First of all for arm64 we are pretty sure that both patches are needed
because we ran extensive and lengthy tests, especially regarding the
change in the IRQ trigger type. For arm things are not so clear, so for
now we decided to merge the arm64 patch and just wait on the arm one.

First of all we can focus on the patch regarding the change in the IRQ
type.

The problem with the IRQ type is triggered on the arm64 boards we
tested using the script in [0]. If we run this stress test on the arm64
boards without the trigger changing patch after a few hours (variable
from 2h to 6h sometimes more) we can see the connection dropping from
~1Gbps to <30Mbps. Jerome gave a nice explanation of the why, but after
changing the IRQ trigger type we couldn't see the issue anymore. This
was confirmed not just by BayLibre but also from other different
sources, so we are pretty confident in this solution.

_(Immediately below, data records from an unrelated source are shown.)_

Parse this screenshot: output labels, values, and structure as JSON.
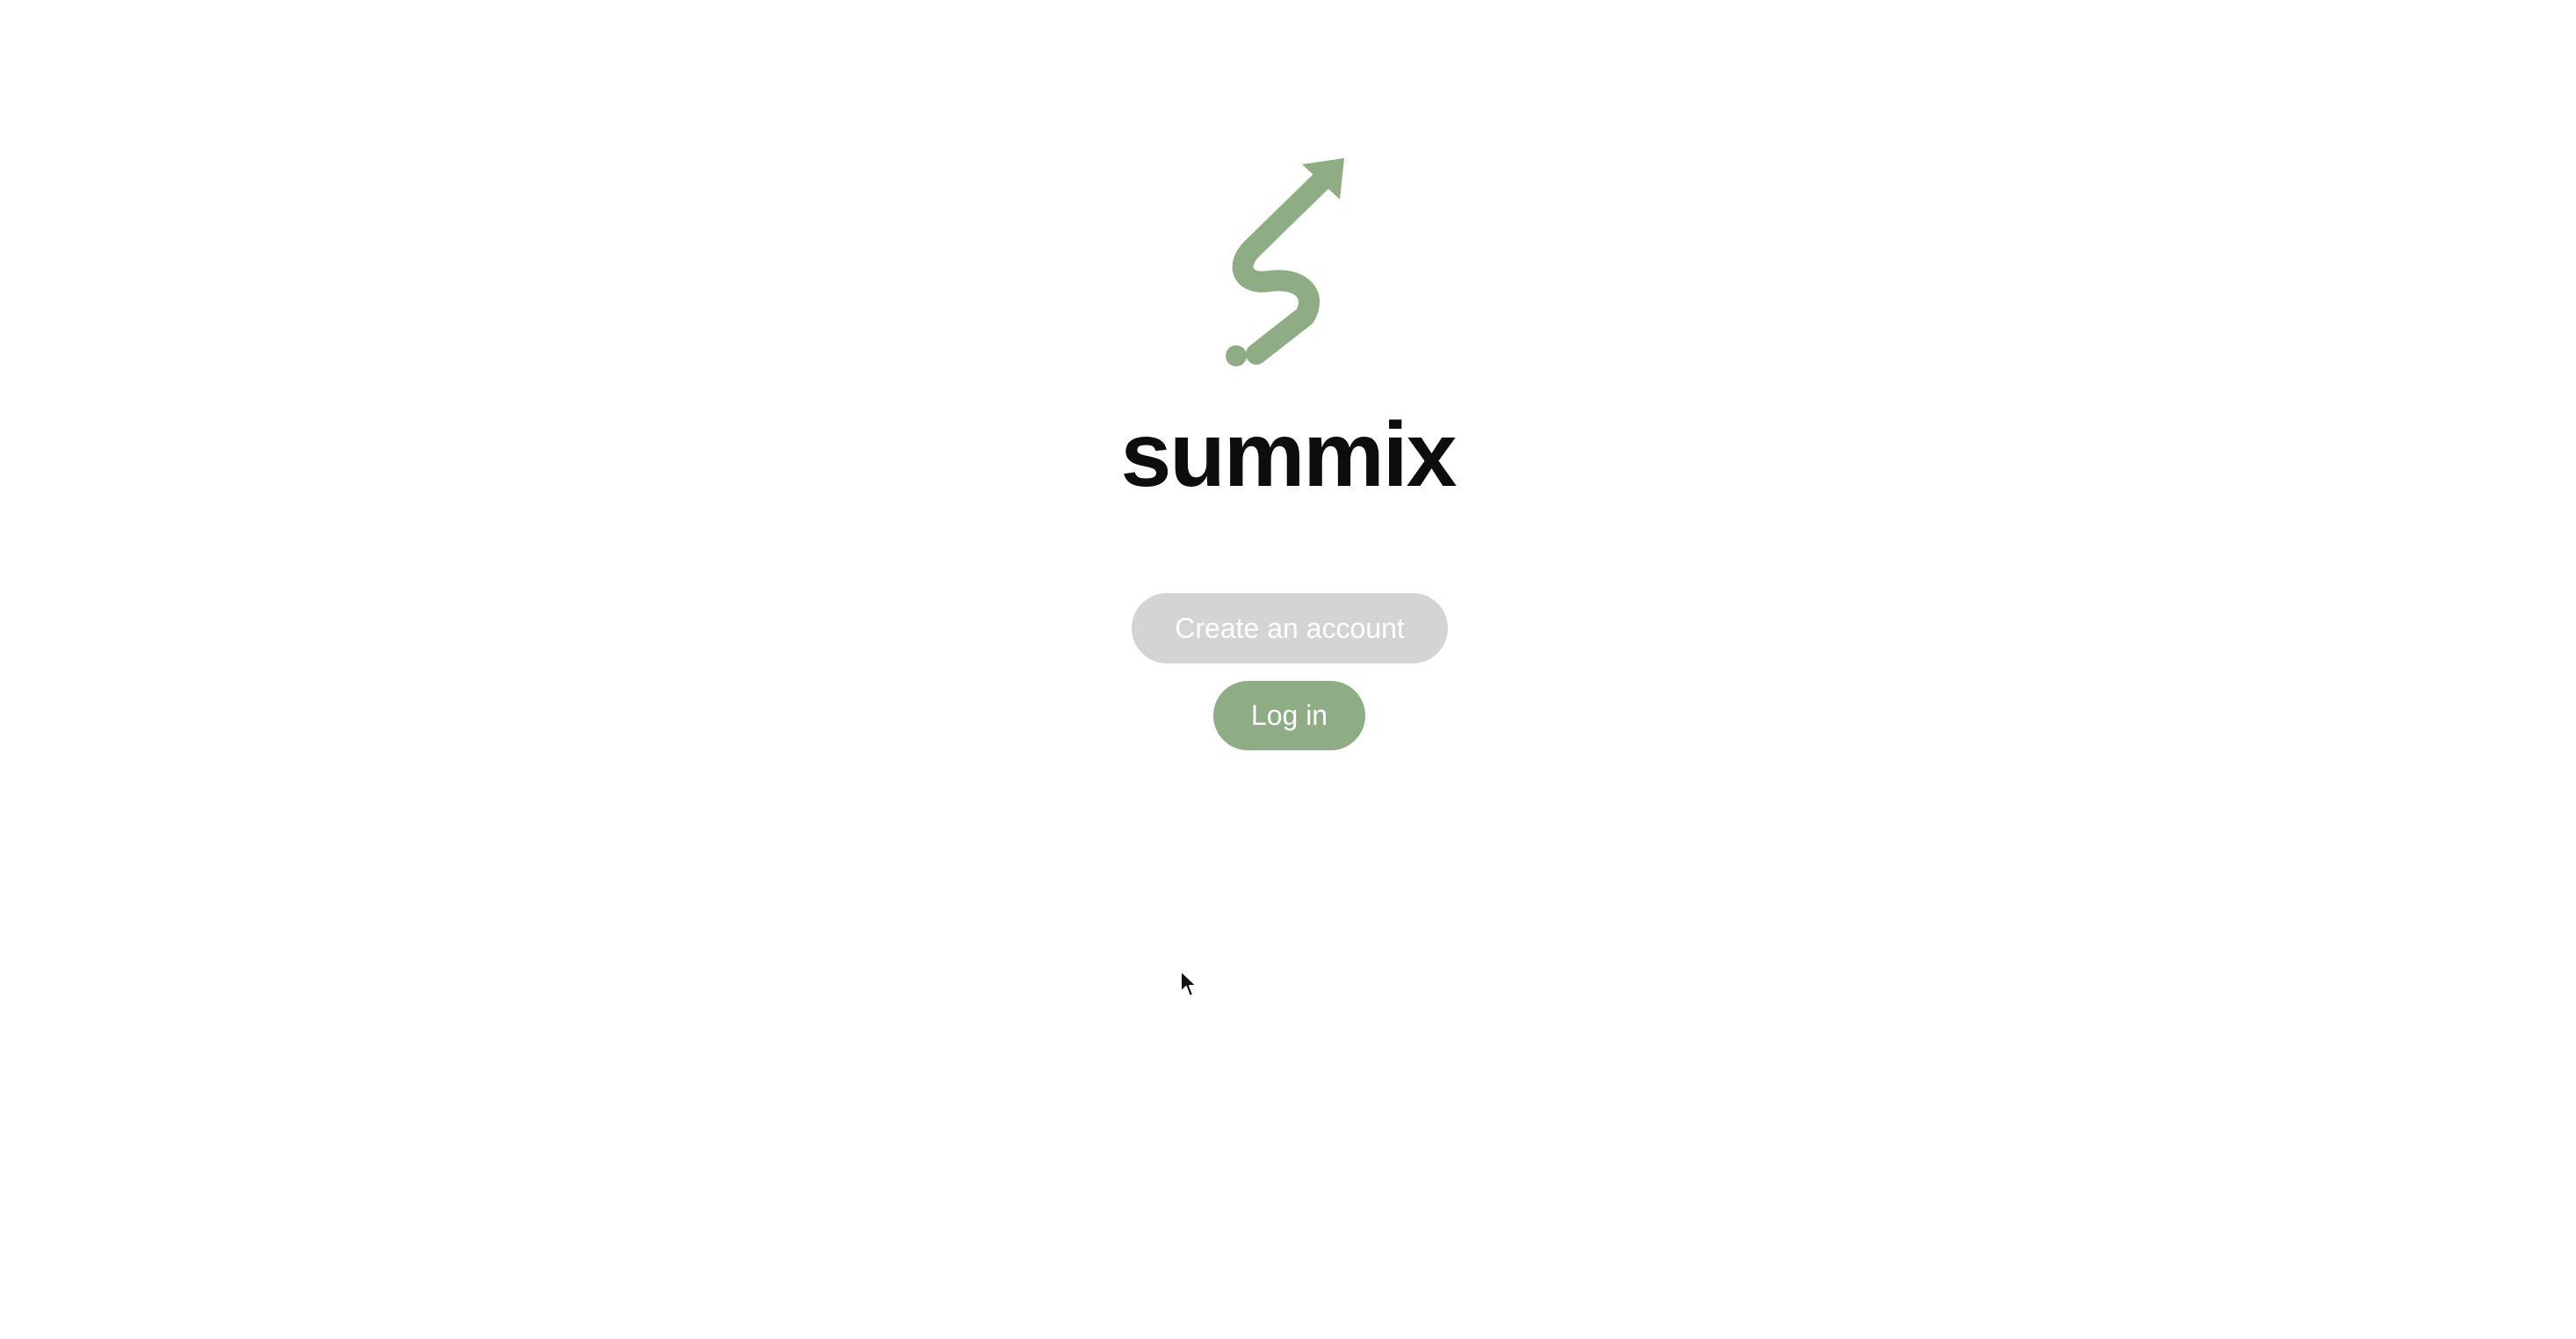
{
  "brand": {
    "name": "summix"
  },
  "actions": {
    "create_account_label": "Create an account",
    "login_label": "Log in"
  },
  "colors": {
    "background": "#ffffff",
    "brand_green": "#8ead84",
    "disabled_gray": "#d4d4d4",
    "text_dark": "#0d0d0d"
  },
  "icons": {
    "logo": "summix-squiggle-arrow-logo",
    "cursor": "mouse-pointer-icon"
  }
}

So my first two points for you to answer are:

1) Can you reproduce this problem on your board without the patches
when running this script?

2) If yes, does only the first patch solve the problem?

This brings us to the second issue, the one regarding the 'eee-broken-
1000t' quirk. Since the two issues are strictly related we are
confident that the change in the IRQ type solves this problem as well
(and this was confirmed by Jerome as well on the arm64 boards).

For this case I cannot provide a real reproducer so we need only to
stress test the network with iperf3 trying to reproduce the issue. This
is also because we think that you approach of using UDP and your packet
generator probably is not the best way to test the patch given that (1)
using UDP is not reliable according to our tests, (2) there is an
asymmetry in TX/RX, (3) the packet loss could be due to the saturation
on the bandwidth, etc...

So AFAIK the best way to test this problem is using iperf3, the same
way it is done in the script in [0]. I was not involved with this issue
1 year and half ago but AFAIK this is the way it was reproduced.

This brings me to more answers for you to answer:

3) Running iperf3 tests in TX / RX / TX+RX without the 'eee-broken-
1000' quirk applied are you able to reproduce the EEE problem?

4) Any change when the 'eee-broken-1000' quirk is applied?

When testing (3) and (4) also please check the status of the EEE using
ethtool.

Hopefully this will bring a bit of clarity to the whole situation :)

Cheers,

[0] https://paste.fedoraproject.org/paste/GBFxjAQ0JULsYQlyYO2KOw

--
Carlo Caione